I’ve actually thought about having chickens again for fresh eggs. I’m surrounded by farmland here in Iowa, and surely it’s not all corporate farmland. I’ve found several resources for farmer’s markets and locally grown produce. There’s even a group in Eastern Iowa that exists because of Kingsolver’s book and what they learned from it. The group is Corridor Locavore, whose goal is a comprehensive directory of locally grown food and goods.
Just when I thought I couldn’t like Kingsolver any more, she made it clear she loves Italy almost as much as I do. She’s Italian by marriage and visited Italy after planning for 10 years. I’m Italian by way of my heart. There’s not a drop of Italian blood coursing through my veins, but I fell in love with Italy when we were there 10 years ago. (I hope to get back one day — maybe to celebrate our 20th wedding anniversary? That gives me about three years to plan!) The sights, the sounds, the smells, the tastes, the people. Oh, what a delicious country! The people we met were kind, generous, loud, funny, beautiful and hospitable. Hospitality in Italy always involves food. Amazing food. No matter how simple or elaborate.
We were “welcomed” to Italy with an unannounced train stop, dozens of police with guns drawn, checking everyone’s passport. We were told they were looking for a fugitive, and, no, this wasn’t standard procedure for welcoming guests to the country. It was thrilling. You know … in a death-defying rollercoaster kind of way.

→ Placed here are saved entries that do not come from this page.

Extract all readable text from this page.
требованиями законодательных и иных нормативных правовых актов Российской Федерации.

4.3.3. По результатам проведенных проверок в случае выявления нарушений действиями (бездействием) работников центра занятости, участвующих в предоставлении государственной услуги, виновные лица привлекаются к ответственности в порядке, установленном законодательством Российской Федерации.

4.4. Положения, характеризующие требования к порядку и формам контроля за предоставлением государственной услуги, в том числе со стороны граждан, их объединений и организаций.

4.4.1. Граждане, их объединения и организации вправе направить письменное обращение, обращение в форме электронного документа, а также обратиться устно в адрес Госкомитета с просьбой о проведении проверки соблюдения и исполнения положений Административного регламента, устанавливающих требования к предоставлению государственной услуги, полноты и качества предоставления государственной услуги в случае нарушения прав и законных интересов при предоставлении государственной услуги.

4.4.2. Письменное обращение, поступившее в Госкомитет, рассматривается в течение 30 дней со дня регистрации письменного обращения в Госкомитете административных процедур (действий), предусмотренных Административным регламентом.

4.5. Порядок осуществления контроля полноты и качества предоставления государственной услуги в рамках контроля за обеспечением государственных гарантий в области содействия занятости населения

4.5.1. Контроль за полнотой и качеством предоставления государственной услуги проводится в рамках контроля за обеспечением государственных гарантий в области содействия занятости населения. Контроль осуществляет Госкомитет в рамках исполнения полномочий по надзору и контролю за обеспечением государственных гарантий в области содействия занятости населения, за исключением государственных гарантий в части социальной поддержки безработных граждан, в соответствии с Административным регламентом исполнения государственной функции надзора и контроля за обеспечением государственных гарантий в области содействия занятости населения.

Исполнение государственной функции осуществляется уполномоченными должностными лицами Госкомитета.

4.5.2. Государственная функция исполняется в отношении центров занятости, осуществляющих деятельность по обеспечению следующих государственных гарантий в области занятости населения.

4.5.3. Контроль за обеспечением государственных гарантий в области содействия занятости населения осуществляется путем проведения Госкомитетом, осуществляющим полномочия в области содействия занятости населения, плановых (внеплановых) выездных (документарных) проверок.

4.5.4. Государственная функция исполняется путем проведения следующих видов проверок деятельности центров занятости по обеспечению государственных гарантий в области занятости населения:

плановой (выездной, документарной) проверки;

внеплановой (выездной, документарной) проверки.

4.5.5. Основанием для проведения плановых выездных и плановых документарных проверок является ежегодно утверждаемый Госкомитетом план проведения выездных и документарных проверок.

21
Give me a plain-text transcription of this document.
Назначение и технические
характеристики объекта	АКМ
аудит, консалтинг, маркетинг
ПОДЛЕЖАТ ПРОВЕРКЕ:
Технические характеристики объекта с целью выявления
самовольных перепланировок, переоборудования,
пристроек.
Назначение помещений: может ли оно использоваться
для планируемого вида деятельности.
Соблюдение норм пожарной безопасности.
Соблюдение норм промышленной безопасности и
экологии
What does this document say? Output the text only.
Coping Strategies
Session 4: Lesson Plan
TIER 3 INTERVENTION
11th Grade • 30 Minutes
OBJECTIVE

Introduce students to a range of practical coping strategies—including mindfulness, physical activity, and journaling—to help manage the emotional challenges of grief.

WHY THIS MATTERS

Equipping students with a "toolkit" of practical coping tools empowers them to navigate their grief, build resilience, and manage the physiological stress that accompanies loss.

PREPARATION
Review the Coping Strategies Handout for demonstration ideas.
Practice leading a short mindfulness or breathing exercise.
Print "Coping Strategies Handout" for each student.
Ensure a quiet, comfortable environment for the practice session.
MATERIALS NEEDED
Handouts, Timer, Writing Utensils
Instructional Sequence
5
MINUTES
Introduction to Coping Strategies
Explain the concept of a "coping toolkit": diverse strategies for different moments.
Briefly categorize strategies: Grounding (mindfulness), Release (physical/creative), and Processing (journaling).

But our real welcome involved food. We shared a compartment on the train with a young couple. They had packed a large lunch, and they insisted on sharing with us. How could we say no? We couldn’t.
Everything we ate and drank in Italy was so much more than satisfying. Everything else was a feast for the senses.
The young women who zipped through Florence on mopeds, which you would think would be quite a dirty business, but, no. They would stop and step away without a hair out of place, perfectly ironed, manicured and looking as if they belonged on the cover of a fashion magazine. Stunning. And the men. There were groups of them posing together in their clean white shirts, crisp pants and shiny shoes. Gorgeous. There were others dressed as gladiators in Rome, speaking dozens of languages to passers-by (sometimes to one person relunctant to speak, in an effort to determine which language she spoke) — hugging, kissing and cajoling them into signing on for a guided tour.
Watching Italians eat (especially men, I have to say) is a form of tourism the books don’t tell you about. They close their eyes, raise their eyebrows into accent marks, and make sounds of acute appreciation. It’s fairly sexy. Of course I don’t know how these men behave at home, if they help with the cooking or are vain and boorish and mistreat their wives. I realized Mediterranean cultures have their issues. Fine, don’t burst my bubble. I didn’t want to marry these guys, I just wanted to watch. (Kingsolver, Animal, Vegetable, Miracle, p. 247)
The Italians we met were never ones to give up on us. We stopped at a small shop in Pisa. It offered pizza by the slice, which was freshly made and under glass. Their version of fast food, I suppose? I was tired and ready to give up with my questions in not-even-close Italian. The woman behind the counter sensed my frustration. She came around front, took me by the arm, speaking the whole time, pointing, gesturing, smiling. She didn’t want to let me go without eating some of her wonderful pizza. And it was wonderful. So was she.
As is Barbara Kingsolver. Hands to my heart, she’s better than a cup of perfect cappuccino — when it’s offered, don’t ever pass it up and then savor every last sip. (And, no. She didn’t make me cry about turkeys, not one little bit. OK. Maybe just a little bit, dangit. But all the laughs made up for that.)